10. Append a fresh event to the example input file.

    $ printf 'kafka-output-test 2026-06-18T20:18:30Z\n' | sudo tee -a /var/lib/logstash/examples/kafka-output.log
    kafka-output-test 2026-06-18T20:18:30Z

    With start_position set to end, append the test line after the pipeline is running so the file input treats it as new data.

11. Check the named Kafka output in Logstash pipeline stats.

    $ curl -s 'http://localhost:9600/_node/stats/pipelines/main?pretty'
    {
      "pipelines" : {
        "main" : {
    ##### snipped #####
          "plugins" : {
            "outputs" : [ {
              "id" : "kafka_demo_output",
              "events" : {
                "in" : 1,
                "out" : 1,
                "duration_in_millis" : 48
              },
              "name" : "kafka"
            } ]
          }
        }
      }
    }

    A rising events.out value for kafka_demo_output shows that Logstash is handing events to the Kafka producer. A counter that stays flat after the test line usually points to file input state, pipeline routing, or output errors in /var/log/logstash/logstash-plain.log.

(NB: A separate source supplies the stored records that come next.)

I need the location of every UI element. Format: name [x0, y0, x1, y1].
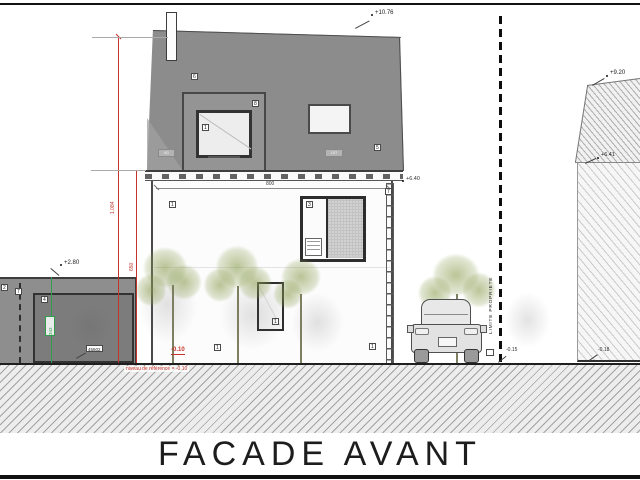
neighbor-eaves-dot: [597, 157, 599, 159]
marker-roof: 6: [191, 73, 198, 80]
marker-dormer: 8: [252, 100, 259, 107]
neighbor-eaves-value: +6.41: [601, 152, 615, 158]
marker-garage-downpipe: 7: [15, 288, 22, 295]
car-wheel-right: [464, 349, 479, 363]
tree-shadow: [60, 295, 120, 360]
ground-at-neighbor-value: -0.18: [598, 347, 609, 353]
car-headlight-left: [415, 328, 429, 335]
title-band: FACADE AVANT: [0, 433, 640, 475]
car-mirror-right: [480, 325, 487, 333]
eaves-level-value: +6.40: [406, 176, 420, 182]
marker-base-right: 1: [369, 343, 376, 350]
facade-drawing-sheet: 6 8 5 1 60 157 800 3 1 1 1 1 7 +6.40 4 2…: [0, 0, 640, 480]
roof-tile-ticks: [145, 174, 403, 179]
car-headlight-right: [464, 328, 478, 335]
marker-dormer-window: 1: [202, 124, 209, 131]
downspout-right: [386, 183, 394, 365]
neighbor-roof: [575, 78, 640, 162]
roof-material-tag-left: 60: [158, 149, 175, 157]
garage-level-leader: [50, 268, 59, 276]
garage-dim-chip: 343: [45, 316, 55, 336]
reference-note: niveau de référence = -0.10: [124, 366, 189, 372]
car-plate: [438, 337, 457, 347]
marker-garage-wall: 2: [1, 284, 8, 291]
car-mirror-left: [407, 325, 414, 333]
dim-width-value: 800: [264, 181, 276, 187]
roof-material-tag-right: 157: [325, 149, 343, 157]
ground-at-limit-value: -0.15: [506, 347, 517, 353]
skylight-window: [308, 104, 351, 134]
sheet-top-border: [0, 3, 640, 5]
car-wheel-left: [414, 349, 429, 363]
garage-dim-value: 343: [48, 327, 53, 335]
tie-line-eaves: [91, 170, 146, 171]
limit-base-chip: [486, 349, 494, 356]
dim-total-value: 1.084: [110, 201, 116, 214]
garage-level-value: +2.80: [64, 260, 79, 266]
property-limit-label: LIMITE PROPRIETE: [489, 277, 494, 334]
marker-wall-upper-left: 1: [169, 201, 176, 208]
dim-line-width: [156, 188, 389, 189]
ridge-level-dot: [371, 14, 373, 16]
eaves-level-dot: [402, 180, 404, 182]
marker-skylight: 5: [374, 144, 381, 151]
marker-garage-door: 4: [41, 296, 48, 303]
garage-level-dot: [60, 264, 62, 266]
tree-shadow: [495, 280, 560, 360]
marker-downpipe-right: 7: [385, 188, 392, 195]
property-line-dashed: [499, 16, 502, 374]
car: [407, 297, 487, 365]
dormer-sill: [208, 156, 240, 158]
ridge-level-value: +10.76: [375, 10, 394, 16]
ground-house-value: -0.10: [171, 347, 185, 355]
tree: [198, 238, 278, 370]
ground-band: [0, 363, 640, 433]
marker-upper-window: 3: [306, 201, 313, 208]
ridge-level-leader: [355, 20, 370, 28]
neighbor-wall: [577, 163, 640, 362]
gutter-cornice: [145, 170, 403, 181]
tie-line-top: [92, 37, 168, 38]
neighbor-ridge-dot: [606, 75, 608, 77]
neighbor-ridge-value: +9.20: [610, 70, 625, 76]
drawing-title: FACADE AVANT: [158, 435, 482, 474]
tree: [268, 252, 336, 370]
upper-window-fixed-pane: [326, 199, 363, 258]
sheet-bottom-border: [0, 475, 640, 479]
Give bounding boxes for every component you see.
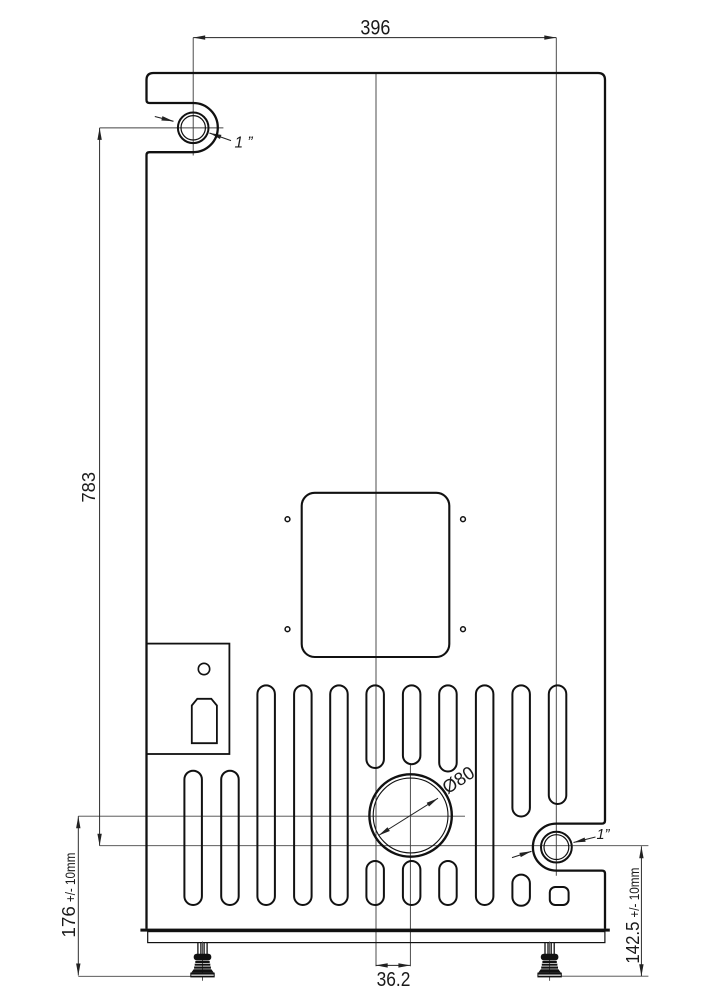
svg-text:36.2: 36.2: [377, 969, 411, 991]
svg-text:396: 396: [360, 16, 390, 39]
svg-text:1”: 1”: [597, 827, 611, 843]
svg-text:783: 783: [78, 472, 99, 503]
svg-text:1 ”: 1 ”: [235, 135, 254, 152]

    Related: How to check Logstash pipeline metrics

12. Read one message from the topic when Kafka CLI access is available.

    $ kafka-console-consumer.sh --bootstrap-server kafka-1.example.net:9092 --topic logstash-events --from-beginning --max-messages 1 --timeout-ms 10000
    {"log":{"file":{"path":"/var/lib/logstash/examples/kafka-output.log"}},"@timestamp":"2026-06-18T20:18:31.204Z","@version":"1","host":{"name":"logstash-1.example.net"},"message":"kafka-output-test 2026-06-18T20:18:30Z","tags":["kafka_output_demo"],"event":{"original":"kafka-output-test 2026-06-18T20:18:30Z"}}

    The consumer check proves the JSON event reached the Kafka topic. Run it from a broker host or administration workstation with the same security settings required by the topic.